Where was senior management in all this? Something tells me they never knew. There is a massive disconnect between the lower production rungs and supervisory levels and the C-Suites that it's not all that surprising they would have absolutely zero idea as to what is going on. Sure, they see the turnover numbers, but do they really know why that's happening? Probably not. Like I said above, at Christopherson anyways, HR is the buffer and shield between the day-to-day work and turmoil and the neverland the C-Suites in Murray, Utah reside in. I'm willing to bet that their CEO, Mike Cameron, does not know anything about what's going on down below.
Conclusion
There is a massive brain drain in the industry right now, thanks to the Covid pandemic.
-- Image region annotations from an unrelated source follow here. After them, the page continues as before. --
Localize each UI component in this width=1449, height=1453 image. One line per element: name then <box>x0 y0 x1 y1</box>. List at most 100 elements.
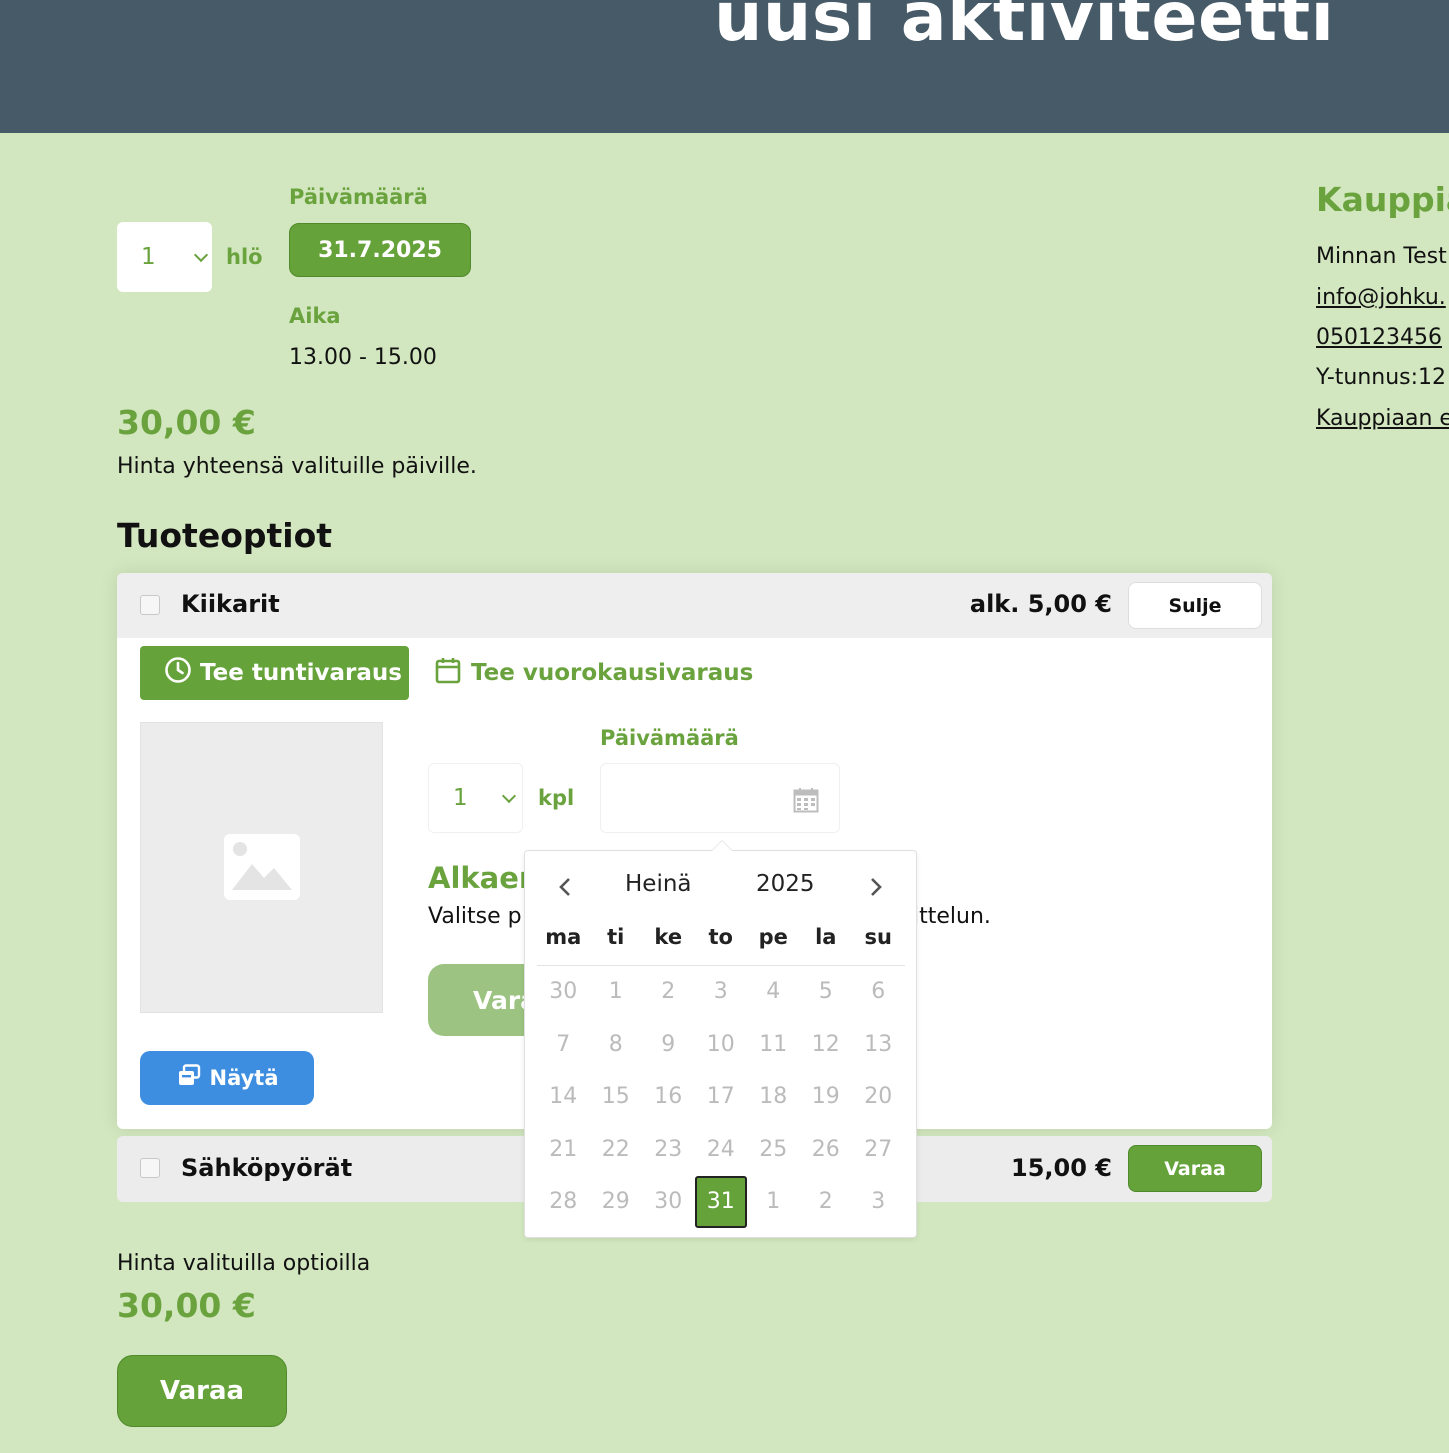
calendar-day: 16 <box>654 1084 683 1109</box>
calendar-week: 30 1 2 3 4 5 6 <box>537 966 905 1019</box>
calendar-day: 26 <box>811 1136 840 1162</box>
datepicker-popup: Heinä 2025 ma ti ke to pe la su 30 1 2 3… <box>524 840 917 1238</box>
calendar-week: 28 29 30 31 1 2 3 <box>537 1176 905 1229</box>
option-price: 15,00 € <box>1011 1154 1112 1182</box>
merchant-email-link[interactable]: info@johku. <box>1316 285 1446 310</box>
calendar-day: 23 <box>654 1136 683 1162</box>
calendar-day: 19 <box>811 1084 840 1109</box>
calendar-day: 3 <box>871 1189 886 1214</box>
option-name: Kiikarit <box>181 590 280 618</box>
option-checkbox[interactable] <box>140 595 160 615</box>
option-quantity-select[interactable]: 1 <box>428 763 523 833</box>
calendar-day: 7 <box>556 1031 571 1057</box>
calendar-grid-icon <box>793 787 819 817</box>
weekday-label: pe <box>758 925 788 949</box>
calendar-day: 2 <box>661 979 676 1004</box>
calendar-day: 3 <box>713 979 728 1004</box>
page-title: uusi aktiviteetti <box>714 0 1335 57</box>
calendar-day: 4 <box>766 979 781 1004</box>
option-date-label: Päivämäärä <box>600 726 739 750</box>
date-label: Päivämäärä <box>289 185 428 209</box>
calendar-day: 1 <box>608 979 623 1004</box>
calendar-day: 29 <box>601 1189 630 1214</box>
merchant-name: Minnan Test <box>1316 244 1447 269</box>
calendar-day: 1 <box>766 1189 781 1214</box>
close-button[interactable]: Sulje <box>1128 582 1262 629</box>
calendar-day: 11 <box>759 1031 788 1057</box>
show-button[interactable]: Näytä <box>140 1051 314 1105</box>
chevron-down-icon <box>193 247 209 262</box>
calendar-icon <box>435 656 461 690</box>
calendar-day: 28 <box>549 1189 578 1214</box>
product-image <box>140 722 383 1013</box>
datepicker-month[interactable]: Heinä <box>625 871 692 897</box>
weekday-label: la <box>815 925 837 949</box>
date-button[interactable]: 31.7.2025 <box>289 223 471 277</box>
calendar-week: 14 15 16 17 18 19 20 <box>537 1071 905 1124</box>
datepicker-year[interactable]: 2025 <box>756 871 815 897</box>
merchant-title: Kauppia <box>1316 180 1449 219</box>
tab-daily-label: Tee vuorokausivaraus <box>471 660 754 686</box>
price-note: Hinta yhteensä valituille päiville. <box>117 454 477 479</box>
instruction-text-end: ittelun. <box>913 904 991 929</box>
tab-hourly-booking[interactable]: Tee tuntivaraus <box>140 646 409 700</box>
weekday-label: su <box>864 925 892 949</box>
clock-icon <box>164 656 192 690</box>
calendar-day: 15 <box>601 1084 630 1109</box>
tab-hourly-label: Tee tuntivaraus <box>200 660 402 686</box>
merchant-business-id: Y-tunnus:12 <box>1316 365 1447 390</box>
calendar-day: 17 <box>706 1084 735 1109</box>
option-price: alk. 5,00 € <box>969 590 1112 618</box>
option-checkbox[interactable] <box>140 1158 160 1178</box>
calendar-day: 24 <box>706 1136 735 1162</box>
calendar-day-selected[interactable]: 31 <box>694 1176 747 1228</box>
calendar-day: 30 <box>654 1189 683 1214</box>
chevron-left-icon <box>559 878 570 896</box>
weekday-header: ma ti ke to pe la su <box>537 921 905 966</box>
option-quantity-unit: kpl <box>538 786 575 810</box>
calendar-week: 7 8 9 10 11 12 13 <box>537 1019 905 1072</box>
gallery-icon <box>176 1063 202 1093</box>
persons-value: 1 <box>141 244 156 270</box>
prev-month-button[interactable] <box>551 873 579 901</box>
merchant-terms-link[interactable]: Kauppiaan e <box>1316 406 1449 431</box>
calendar-day: 22 <box>601 1136 630 1162</box>
chevron-down-icon <box>501 788 517 803</box>
option-card-header: Kiikarit alk. 5,00 € Sulje <box>117 573 1272 638</box>
summary-price: 30,00 € <box>117 1286 256 1325</box>
calendar-day: 27 <box>864 1136 893 1162</box>
page-header: uusi aktiviteetti <box>0 0 1449 133</box>
tab-daily-booking[interactable]: Tee vuorokausivaraus <box>435 653 753 693</box>
merchant-phone-link[interactable]: 050123456 <box>1316 325 1442 350</box>
persons-select[interactable]: 1 <box>117 222 212 292</box>
book-button[interactable]: Varaa <box>117 1355 287 1427</box>
calendar-day: 21 <box>549 1136 578 1162</box>
time-value: 13.00 - 15.00 <box>289 345 437 370</box>
calendar-day: 25 <box>759 1136 788 1162</box>
time-label: Aika <box>289 304 341 328</box>
next-month-button[interactable] <box>862 873 890 901</box>
calendar-day: 14 <box>549 1084 578 1109</box>
calendar-day: 8 <box>608 1031 623 1057</box>
summary-label: Hinta valituilla optioilla <box>117 1251 371 1276</box>
options-title: Tuoteoptiot <box>117 516 333 555</box>
weekday-label: to <box>708 925 733 949</box>
calendar-day: 9 <box>661 1031 676 1057</box>
option-book-button[interactable]: Varaa <box>1128 1145 1262 1192</box>
weekday-label: ke <box>654 925 683 949</box>
calendar-day: 12 <box>811 1031 840 1057</box>
option-quantity-value: 1 <box>453 785 468 811</box>
calendar-day: 18 <box>759 1084 788 1109</box>
calendar-day: 30 <box>549 979 578 1004</box>
calendar-day: 6 <box>871 979 886 1004</box>
datepicker-pointer <box>711 840 733 851</box>
option-date-input[interactable] <box>600 763 840 833</box>
image-placeholder-icon <box>224 834 300 900</box>
datepicker-grid: ma ti ke to pe la su 30 1 2 3 4 5 6 7 8 … <box>537 921 905 1229</box>
chevron-right-icon <box>871 878 882 896</box>
persons-unit: hlö <box>226 245 263 269</box>
weekday-label: ti <box>607 925 625 949</box>
instruction-text-start: Valitse p <box>428 904 522 929</box>
from-price-label: Alkaen <box>428 861 540 895</box>
weekday-label: ma <box>545 925 582 949</box>
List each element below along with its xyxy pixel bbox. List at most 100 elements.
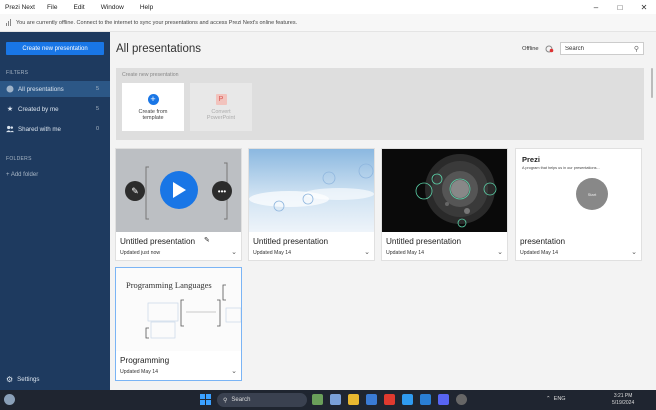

Whether from folks getting sick, taking early retirements, buy-outs, etc., so much experience, generally accepted knowledge, subject expertise, and managerial prowess has been taken out of the field that a LOT of TMCs (Travel Management Companies) are left reeling, and promoting those from within who don't quite have the expertise or experience yet, or if hiring externally, they take any warm body off the street they can. The travel industry has permanently changed, and not exactly for the better. TMCs need to get back to their old hiring practices and weed out the riffraff and those not worthy.
It's not just hiring practices though, training departments have also been decimated, and training has been left to whoever just happens to be standing around that might know what to do and show new agents what to do. Sadly, in a lot of instances, that is not the case. If you're going to train new hires, fully commit to the role, and don't let these trainers be bombarded and watered down by daily distractions like almost hourly meetings by every other department in the company. The clients, agents, and industry at large deserve better.